Code continually reassigning it to the newest orange transformation isn’t particularly insightful. Waste of space and time.
I didn’t know that about Clojure. Excellent example of a functional language implementing UFCS for the betterment of mankind.
As an aside, it’s an interesting idea to have syntax ->> for inserting the object as the last argument. How frequently does this end up being used?
Hah, the -- operator is growing on me.
Dot . to get properties of this object; dash -- to invoke methods on this object.
Not to be confused with Morse code.
That’s not really UFCS: afaict, Clojure’s -> is Chain.jl’s @chain, and ->> is requested in Macro to pass last argument · Issue #48 · jkrumbiegel/Chain.jl · GitHub
Fair. It’s as close to UFCS as you’ll get for a LISP.

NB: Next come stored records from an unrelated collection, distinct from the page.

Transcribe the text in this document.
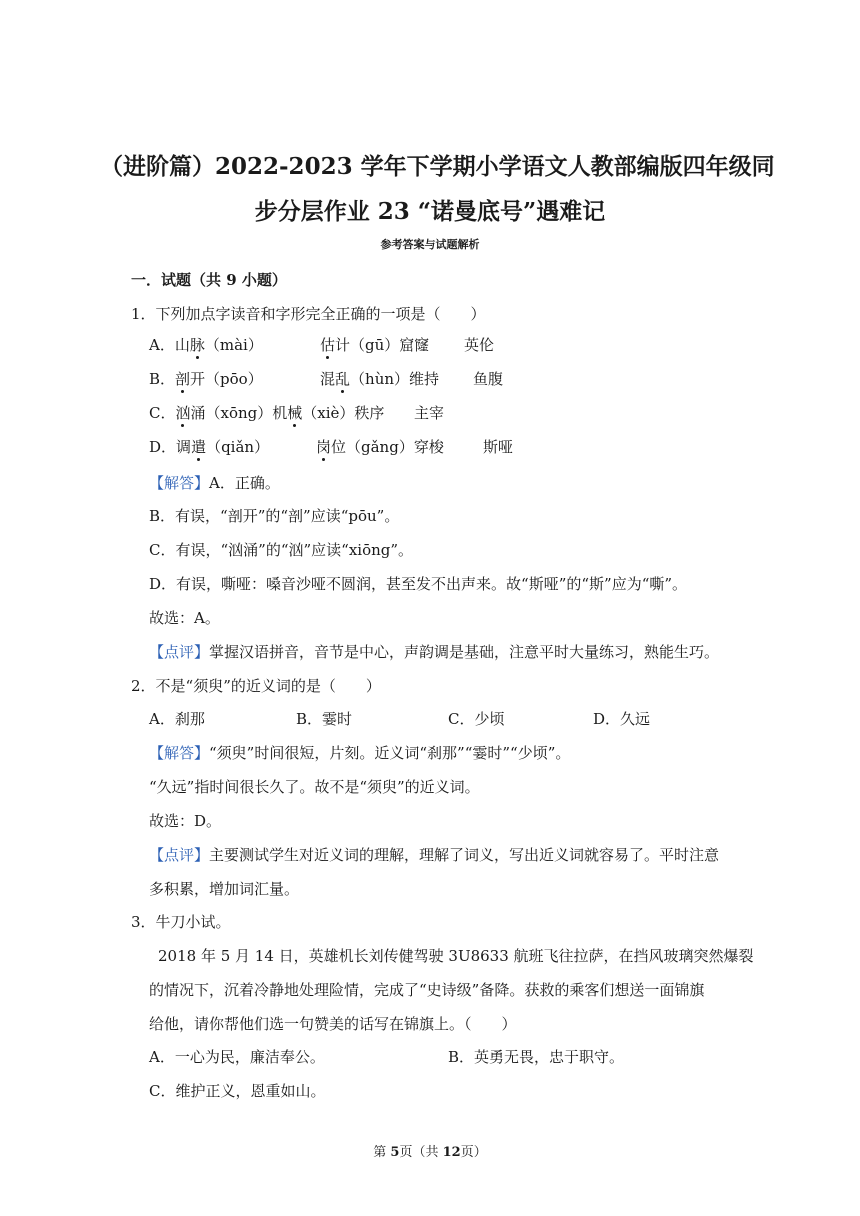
（进阶篇）2022-2023 学年下学期小学语文人教部编版四年级同
步分层作业 23 “诺曼底号”遇难记
参考答案与试题解析
一．试题（共 9 小题）
1．下列加点字读音和字形完全正确的一项是（　　）
A．山脉（mài）	估计（gū）窟窿 英伦
B．剖开（pōo）	混乱（hùn）维持 鱼腹
C．汹涌（xōng）机械（xiè）秩序 主宰
D．调遣（qiǎn）	岗位（gǎng）穿梭	斯哑
【解答】A．正确。
B．有误，“剖开”的“剖”应读“pōu”。
C．有误，“汹涌”的“汹”应读“xiōng”。
D．有误，嘶哑：嗓音沙哑不圆润，甚至发不出声来。故“斯哑”的“斯”应为“嘶”。
故选：A。
【点评】掌握汉语拼音，音节是中心，声韵调是基础，注意平时大量练习，熟能生巧。
2．不是“须臾”的近义词的是（　　）
A．刹那	B．霎时	C．少顷	D．久远
【解答】“须臾”时间很短，片刻。近义词“刹那”“霎时”“少顷”。
“久远”指时间很长久了。故不是“须臾”的近义词。
故选：D。
【点评】主要测试学生对近义词的理解，理解了词义，写出近义词就容易了。平时注意
多积累，增加词汇量。
3．牛刀小试。
2018 年 5 月 14 日，英雄机长刘传健驾驶 3U8633 航班飞往拉萨，在挡风玻璃突然爆裂
的情况下，沉着冷静地处理险情，完成了“史诗级”备降。获救的乘客们想送一面锦旗
给他，请你帮他们选一句赞美的话写在锦旗上。（　　）
A．一心为民，廉洁奉公。	B．英勇无畏，忠于职守。
C．维护正义，恩重如山。
第 5页（共 12页）
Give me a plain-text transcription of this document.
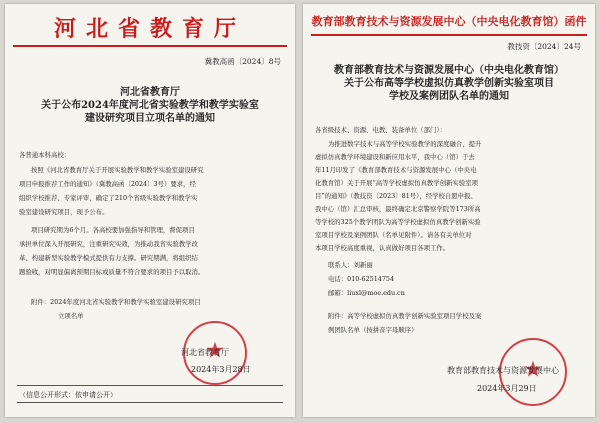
河北省教育厅
冀教高函〔2024〕8号
河北省教育厅
关于公布2024年度河北省实验教学和教学实验室
建设研究项目立项名单的通知
各普通本科高校：
按照《河北省教育厅关于开展实验教学和教学实验室建设研究
项目申报推荐工作的通知》（冀教高函〔2024〕3号）要求，经
组织学校推荐、专家评审，确定了210个省级实验教学和教学实
验室建设研究项目，现予公布。
项目研究期为6个月。各高校要加强指导和管理，督促项目
承担单位深入开展研究，注重研究实效，为推动我省实验教学改
革、构建新型实验教学模式提供有力支撑。研究期满，将组织结
题验收，对明显偏离预期目标或质量不符合要求的项目予以取消。
附件：2024年度河北省实验教学和教学实验室建设研究项目
立项名单
★
河北省教育厅
2024年3月28日
（信息公开形式：依申请公开）
教育部教育技术与资源发展中心（中央电化教育馆）函件
教技资〔2024〕24号
教育部教育技术与资源发展中心（中央电化教育馆）
关于公布高等学校虚拟仿真教学创新实验室项目
学校及案例团队名单的通知
各省级技术、资源、电教、装备单位（部门）：
为推进数字技术与高等学校实验教学的深度融合，提升
虚拟仿真教学环境建设和新应用水平，我中心（馆）于去
年11月印发了《教育部教育技术与资源发展中心（中央电
化教育馆）关于开展“高等学校虚拟仿真教学创新实验室项
目”的通知》（教技资〔2023〕81号），经学校自愿申报、
我中心（馆）汇总审核，最终确定北京警察学院等173所高
等学校的325个教学团队为高等学校虚拟仿真教学创新实验
室项目学校及案例团队（名单见附件）。请各有关单位对
本项目学校高度重视，认真做好项目各项工作。
联系人：刘新丽
电话：010-62514754
邮箱：liuxl@moe.edu.cn
附件：高等学校虚拟仿真教学创新实验室项目学校及案
例团队名单（按拼音字母顺序）
★
教育部教育技术与资源发展中心
2024年3月29日
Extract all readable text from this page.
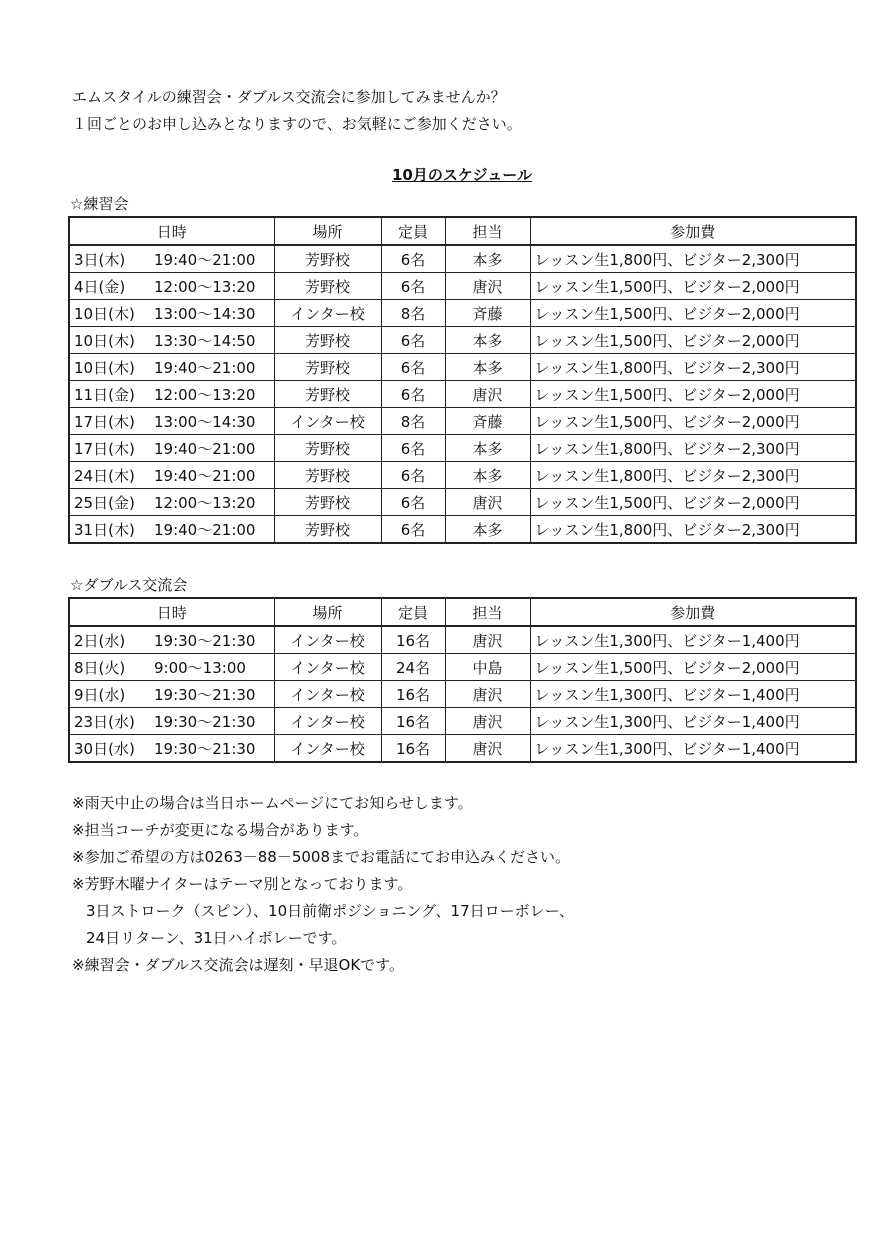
エムスタイルの練習会・ダブルス交流会に参加してみませんか？
１回ごとのお申し込みとなりますので、お気軽にご参加ください。
10月のスケジュール
☆練習会
日時	場所	定員	担当	参加費
3日(木) 19:40～21:00	芳野校	6名	本多	レッスン生1,800円、ビジター2,300円
4日(金) 12:00～13:20	芳野校	6名	唐沢	レッスン生1,500円、ビジター2,000円
10日(木) 13:00～14:30	インター校	8名	斉藤	レッスン生1,500円、ビジター2,000円
10日(木) 13:30～14:50	芳野校	6名	本多	レッスン生1,500円、ビジター2,000円
10日(木) 19:40～21:00	芳野校	6名	本多	レッスン生1,800円、ビジター2,300円
11日(金) 12:00～13:20	芳野校	6名	唐沢	レッスン生1,500円、ビジター2,000円
17日(木) 13:00～14:30	インター校	8名	斉藤	レッスン生1,500円、ビジター2,000円
17日(木) 19:40～21:00	芳野校	6名	本多	レッスン生1,800円、ビジター2,300円
24日(木) 19:40～21:00	芳野校	6名	本多	レッスン生1,800円、ビジター2,300円
25日(金) 12:00～13:20	芳野校	6名	唐沢	レッスン生1,500円、ビジター2,000円
31日(木) 19:40～21:00	芳野校	6名	本多	レッスン生1,800円、ビジター2,300円
☆ダブルス交流会
日時	場所	定員	担当	参加費
2日(水) 19:30～21:30	インター校	16名	唐沢	レッスン生1,300円、ビジター1,400円
8日(火) 9:00～13:00	インター校	24名	中島	レッスン生1,500円、ビジター2,000円
9日(水) 19:30～21:30	インター校	16名	唐沢	レッスン生1,300円、ビジター1,400円
23日(水) 19:30～21:30	インター校	16名	唐沢	レッスン生1,300円、ビジター1,400円
30日(水) 19:30～21:30	インター校	16名	唐沢	レッスン生1,300円、ビジター1,400円
※雨天中止の場合は当日ホームページにてお知らせします。
※担当コーチが変更になる場合があります。
※参加ご希望の方は0263－88－5008までお電話にてお申込みください。
※芳野木曜ナイターはテーマ別となっております。
3日ストローク（スピン）、10日前衛ポジショニング、17日ローボレー、
24日リターン、31日ハイボレーです。
※練習会・ダブルス交流会は遅刻・早退OKです。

Point is that they felt it wise to insert the object as the first argument in a similar fashion to UFCS.
In Clojure all sequence functions, i.e., map, filter and friends take the sequence argument in the last position and ->> is handy for pipelines in that case, i.e., (->> (range 10) (filter even?) (map double)). Maybe less useful in Julia and in any case transducers have superseded much of the use for it in Clojure and Julia has a package for that as well Transducers.jl.
For what it’s worth, what about this syntax using @chain?
using Chain
°°(x) = x # Unfortunately, -- is invalid syntax
@chain orange °° peel!(:fingertips) °° split!() °° put!(:bowl) °° eat!(:slice_by_slice)
It’s funny that UFCS is actually coming to functional programming language given that the history in Lisp had been the reverse:
(send obj ':method args...) (see for example Flavors)(method obj args...) paving the way for multiple-dispatch as the first argument no longer appeared special and eventually standardized in CLOS – the Common Lisp Object System.I.e., syntax is important and can suggest novel ideas if approached open minded. Imho generic functions with multiple dispatch feel much more natural and allow for impressively reusable code. Message-passing OOP arguably still struggles to deliver on its promises here and I keep hitting roadblocks in those languages, but maybe it’s just me.
Maybe a much simple solution is to break the syntax (in Julia 2) and reserve the usage of -> for OOP function call and use ->> for anonymous function (or a Haskell style anonymous function like \x → x + y). Anyway, if this feature is intended, we need to modify how frontend lowers this expression…
For example, in this new syntax, we have:
map(x->>x+y, array->push!(1)->push!(2)->vcat([1,2,3]))
Since -> is used also in C/C++, I think this syntax is more acceptable than other notation (except for ., but we can’t use this symbol, it’s ready abused).
In Julia, many data processing functions take the “object” they act on as the last argument, not the first. Both in Base (eg map, filter, …), in stdlib (eg Iterators equivalents), and across the ecosystem. Such functions are one of the most natural ones to use in multistep pipelines, so “pass the object as the first argument” often isn’t what one needs. Moreover, many of these functions take another “lambda” function as an argument.
In my opinion, DataPipes.jl nicely addresses this common pipeline usecase. It puts the “object” as the last argument by default, and makes writing lambda functions more convenient. disclaimer: author of datapipes
Does this convenience issue - that can easily be solved in a package - really warrant a syntax change in Julia?
Indeed, the last argument is often more convenient in functional languages, especially in combination with partial application or currying:
partial(f, args...) = (more...) -> f(args..., more...)
[1,2,3,4] |> partial(filter, iseven) |> partial(map, partial(*, 2)) |> sum
In this case, no new syntax is necessary as everything is just function call. Furthermore, it’s just a small steps towards tacit programming
∘̈(f, g) = g ∘ f
pipeline = partial(filter, iseven) ∘̈ partial(map, partial(*, 2)) ∘̈ sum
pipeline([1, 2, 3, 4])
and who wouldn’t love that 
Sure, it’s possible! But isn’t exactly convenient or easy to read.
Btw, your partial() is basically Base.Fix1 for simple cases of only two arguments.